The original blog post was dug up by Groklaw, and in it, Schwarz, back then the CEO of Sun, congratulates Android with its use of Java technology. “I just wanted to add my voice to the chorus of others from Sun in offering my heartfelt congratulations to Google on the announcement of their new Java/Linux phone platform, Android. Congratulations!” Scwarz wrote November 5, 2007.
“I’d also like Sun to be the first platform software company to commit to a complete developer environment around the platform, as we throw Sun’s NetBeans developer platform for mobile devices behind the effort,” he continues, “We’ve obviously done a ton of work to support developers on all Java based platforms, and were pleased to add Google’s Android to the list.”

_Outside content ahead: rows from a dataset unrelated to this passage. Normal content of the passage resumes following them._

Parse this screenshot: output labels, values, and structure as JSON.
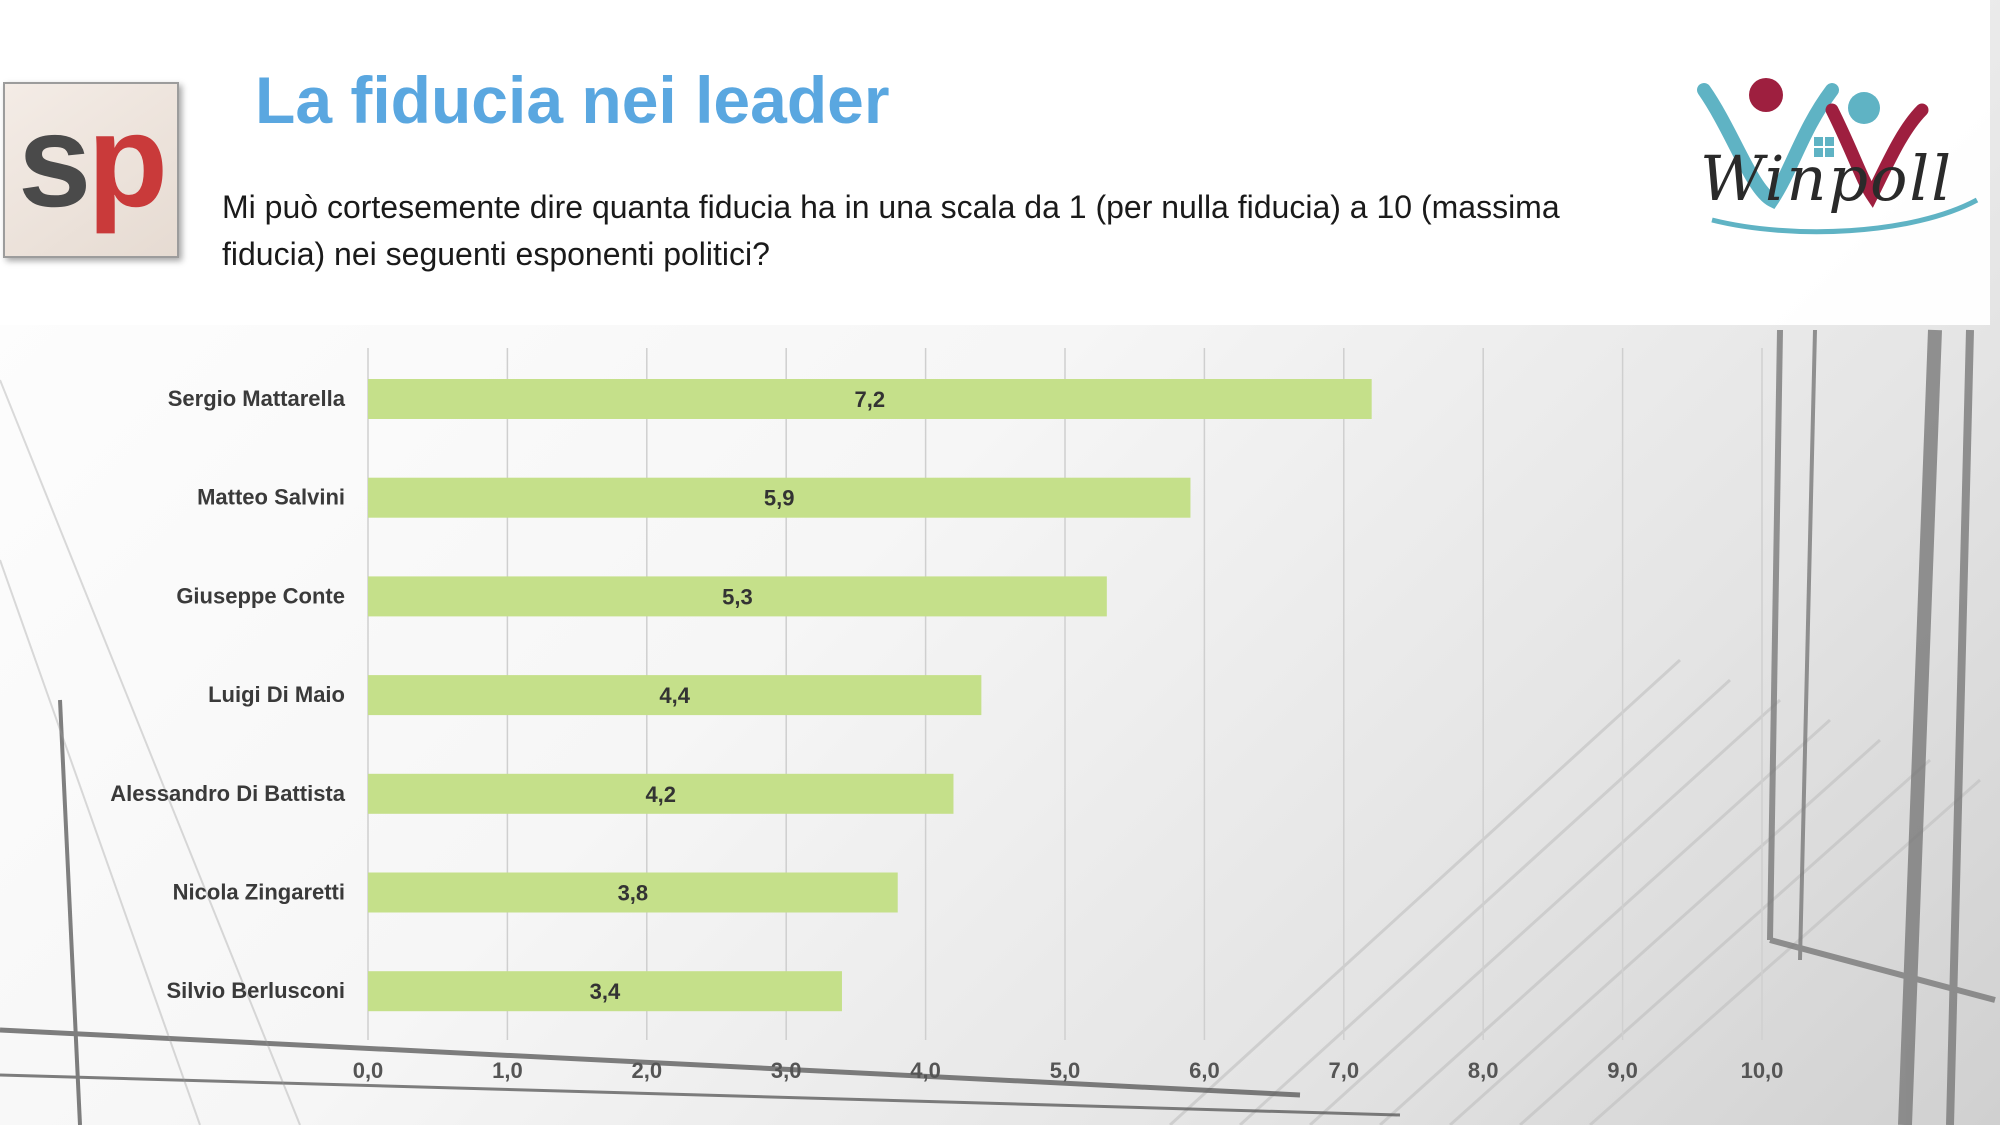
{
  "header": {
    "logo_left": "sp",
    "title": "La fiducia nei leader",
    "question": "Mi può cortesemente dire quanta fiducia ha in una scala da 1 (per nulla fiducia) a 10 (massima fiducia) nei seguenti esponenti politici?",
    "logo_right": "Winpoll"
  },
  "colors": {
    "title": "#5aa7e0",
    "bar": "#c5e08a",
    "logo_red": "#c93a3a",
    "logo_teal": "#5fb3c4",
    "logo_crimson": "#9e1f3f"
  },
  "chart_data": {
    "type": "bar",
    "orientation": "horizontal",
    "categories": [
      "Sergio Mattarella",
      "Matteo Salvini",
      "Giuseppe Conte",
      "Luigi Di Maio",
      "Alessandro Di Battista",
      "Nicola Zingaretti",
      "Silvio Berlusconi"
    ],
    "values": [
      7.2,
      5.9,
      5.3,
      4.4,
      4.2,
      3.8,
      3.4
    ],
    "data_labels": [
      "7,2",
      "5,9",
      "5,3",
      "4,4",
      "4,2",
      "3,8",
      "3,4"
    ],
    "xlim": [
      0,
      10
    ],
    "xticks": [
      "0,0",
      "1,0",
      "2,0",
      "3,0",
      "4,0",
      "5,0",
      "6,0",
      "7,0",
      "8,0",
      "9,0",
      "10,0"
    ],
    "grid": true,
    "legend": "none"
  }
}
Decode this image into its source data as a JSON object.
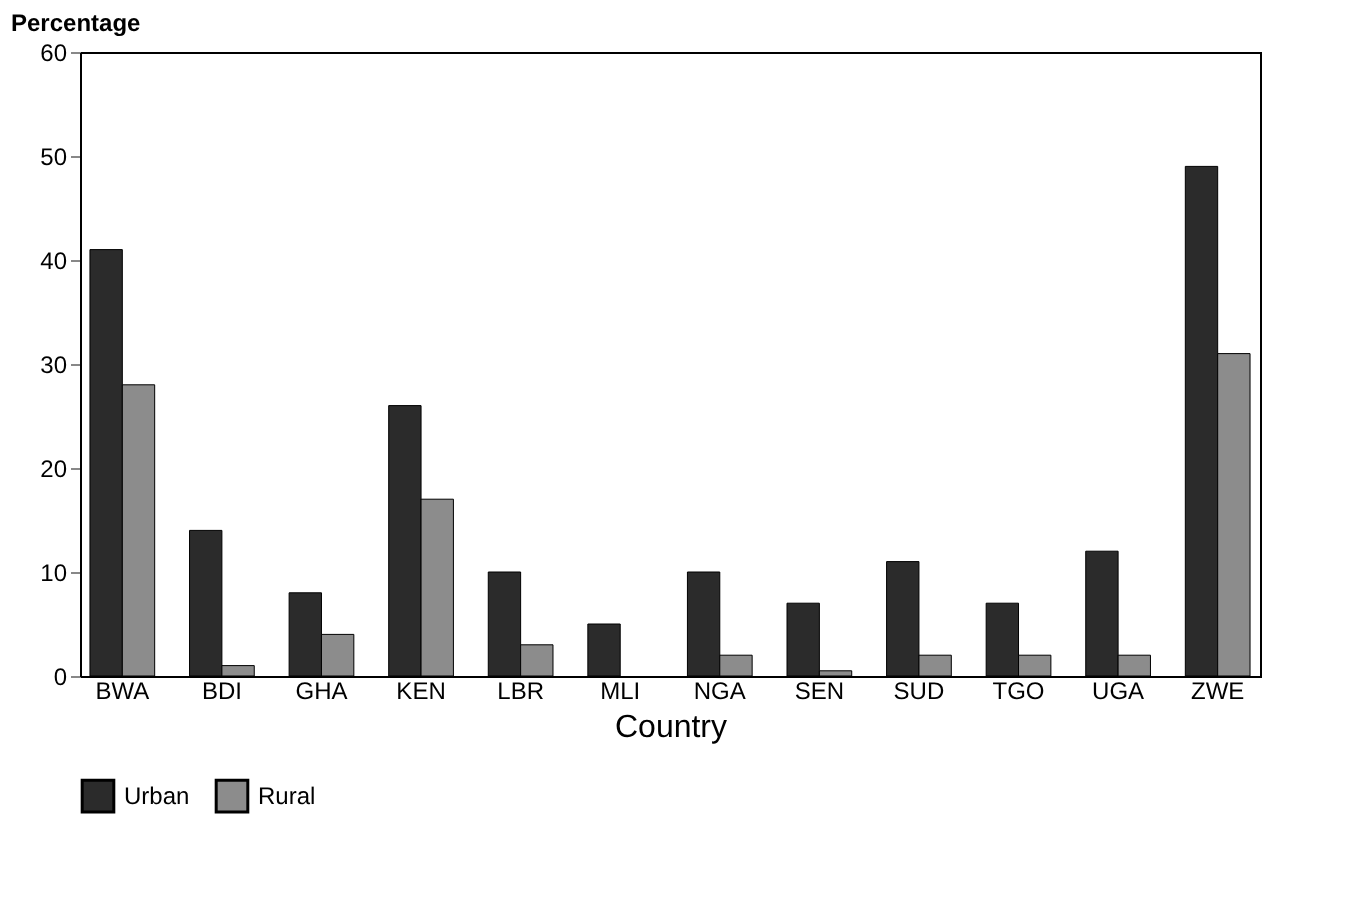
{
  "chart_data": {
    "type": "bar",
    "xlabel": "Country",
    "ylabel": "Percentage",
    "categories": [
      "BWA",
      "BDI",
      "GHA",
      "KEN",
      "LBR",
      "MLI",
      "NGA",
      "SEN",
      "SUD",
      "TGO",
      "UGA",
      "ZWE"
    ],
    "series": [
      {
        "name": "Urban",
        "color": "#2b2b2b",
        "values": [
          41,
          14,
          8,
          26,
          10,
          5,
          10,
          7,
          11,
          7,
          12,
          49
        ]
      },
      {
        "name": "Rural",
        "color": "#8c8c8c",
        "values": [
          28,
          1,
          4,
          17,
          3,
          0,
          2,
          0.5,
          2,
          2,
          2,
          31
        ]
      }
    ],
    "ylim": [
      0,
      60
    ],
    "yticks": [
      0,
      10,
      20,
      30,
      40,
      50,
      60
    ],
    "grid": false,
    "legend": "bottom"
  }
}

“With friends like Google and Red Hat, it sure seems like the momentum behind Java’s on the rise…” he concluded.
Now, what does this mean? Well, obviously this isn’t in any way a contract or a patent license, but it could be used for something else: estoppel. Estoppel is a funny word which – very crudely stated – comes down to past actions of the accuser limiting the scope of the claims made against the defendant. As Groklaw explains:
I make a statement. (Congratulations, on incorporating my company’s technology into yours even without a license to my patents.)
You hear the statement, and in reliance on the message the statement conveys rely on the statement to your detriment. (You incorporate the technology and, as a result, allegedly infringe the patents.)
I then try to enforce the patents against you but am barred from doing so under the doctrine of estoppel. (I cannot now deny I encouraged the infringement in the first place or at least led you to believe it was okay.)
This is not an easy argument to make, Groklaw notes, but Google has already added it to the Oracle v. Google case. The fact that Oracle deleted the blog post while the trial is still ongoing certainly won’t play to the database vendor’s compliment; judge Alsup already blasted Oracle for doing something similar earlier on in the case, using things like trade secrets to keep evidence from the public eye.
“The big companies do not own the US District Court. When it comes to a public hearing I’m not going to resort to Morse code to figure out what you are saying,” Alsup told Oracle’s lawyers, “This is not a wholly-owned subsidiary of Oracle. Nobody is going to put my word under seal even if I refer to your secret documents.”
All in all, it would appear Oracle’s case is growing ever weaker, no matter how many blog posts to the contrary Florian Mueller keeps churning out.